Com o SEV, portanto, a usina transforma a vinhaça in natura em um fertilizante líquido com especificação técnica definida, aplicável na dose certa, para o talhão certo, com registro completo do processo. Isso viabiliza não apenas o ganho agronômico (3 a 7 t/ha de TCH), mas também a documentação primária necessária para a RenovaCalc e para os relatórios de conformidade ESG.

Sistema SEV da RSC Soluções para enriquecimento de vinhaça e geração de Cbios no RenovaBio

iAgro — Plataforma de gestão e rastreabilidade

O iAgro é o software que integra todos os dados operacionais (dosagem, estoque, aplicação, talhão, frota) em uma única plataforma acessível em tempo real. Para o contexto do RenovaBio, ele oferece:

  • Registro automático de cada batelada de vinhaça enriquecida preparada e aplicada;
  • Histórico completo por talhão: área, data, receita, quantidade de nutrientes fornecidos;
  • Cruzamento de dados de estoque de insumos com aplicações realizadas;
  • Relatórios estruturados para auditorias, certificações e preenchimento da RenovaCalc com dados primários.
Software iAgro da RSC Soluções aplicando inteligência artificial no agronegócio.

Juntos, SEV e iAgro oferecem à usina não apenas a automação do processo de enriquecimento da vinhaça, mas o sistema de documentação que converte esse processo em valor mensurável — seja em redução de custo, em Cbios ou em pontuação ESG auditável.

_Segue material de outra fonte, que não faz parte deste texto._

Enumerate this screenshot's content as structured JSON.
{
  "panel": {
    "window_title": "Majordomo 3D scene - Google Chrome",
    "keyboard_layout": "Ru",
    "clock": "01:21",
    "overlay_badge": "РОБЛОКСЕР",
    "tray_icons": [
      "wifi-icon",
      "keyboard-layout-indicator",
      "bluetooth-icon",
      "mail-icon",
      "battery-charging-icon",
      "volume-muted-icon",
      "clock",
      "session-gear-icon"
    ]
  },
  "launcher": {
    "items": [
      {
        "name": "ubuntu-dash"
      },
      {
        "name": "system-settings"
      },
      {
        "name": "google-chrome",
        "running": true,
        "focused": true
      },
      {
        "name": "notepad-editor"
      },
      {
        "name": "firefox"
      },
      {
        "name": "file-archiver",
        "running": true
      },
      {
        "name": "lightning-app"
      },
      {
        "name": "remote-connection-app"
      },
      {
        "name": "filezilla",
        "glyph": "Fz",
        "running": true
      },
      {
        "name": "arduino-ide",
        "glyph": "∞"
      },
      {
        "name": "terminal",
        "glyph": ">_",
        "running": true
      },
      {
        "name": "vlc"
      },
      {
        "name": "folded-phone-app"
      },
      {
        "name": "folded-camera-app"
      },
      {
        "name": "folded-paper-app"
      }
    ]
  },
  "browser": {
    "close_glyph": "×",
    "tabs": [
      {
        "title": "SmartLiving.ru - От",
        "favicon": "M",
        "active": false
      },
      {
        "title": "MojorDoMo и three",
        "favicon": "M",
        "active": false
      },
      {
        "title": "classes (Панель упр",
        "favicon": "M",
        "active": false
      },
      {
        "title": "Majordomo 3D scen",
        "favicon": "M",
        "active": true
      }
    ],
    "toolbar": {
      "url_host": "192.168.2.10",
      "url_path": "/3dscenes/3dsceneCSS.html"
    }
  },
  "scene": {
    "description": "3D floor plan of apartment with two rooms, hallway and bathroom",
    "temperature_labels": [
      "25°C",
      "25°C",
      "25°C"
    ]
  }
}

O ativo já está na usina. O que falta é o processo.

A vinhaça é um dos exemplos mais concretos de como a sustentabilidade e a rentabilidade podem ser os dois lados da mesma decisão operacional. O subproduto que por décadas foi um passivo ambiental é hoje um ativo financeiro.

O RenovaBio criou o mecanismo. Com a vinhaça enriquecida, a usina tem o insumo necessário para acionar esse sistema. Por sua vez, a RenovaCalc é a ferramenta que converte práticas sustentáveis em créditos negociáveis na B3. Em última análise, o que separa as usinas que capturam esse valor das que não capturam é a qualidade do processo operacional e da rastreabilidade da aplicação.

Não é necessário criar nada do zero. O ativo já é gerado a cada litro de etanol produzido dentro da própria usina. O que falta, na maior parte dos casos, é o processo para aproveitá-lo ao máximo: automatizado, rastreável e documentado.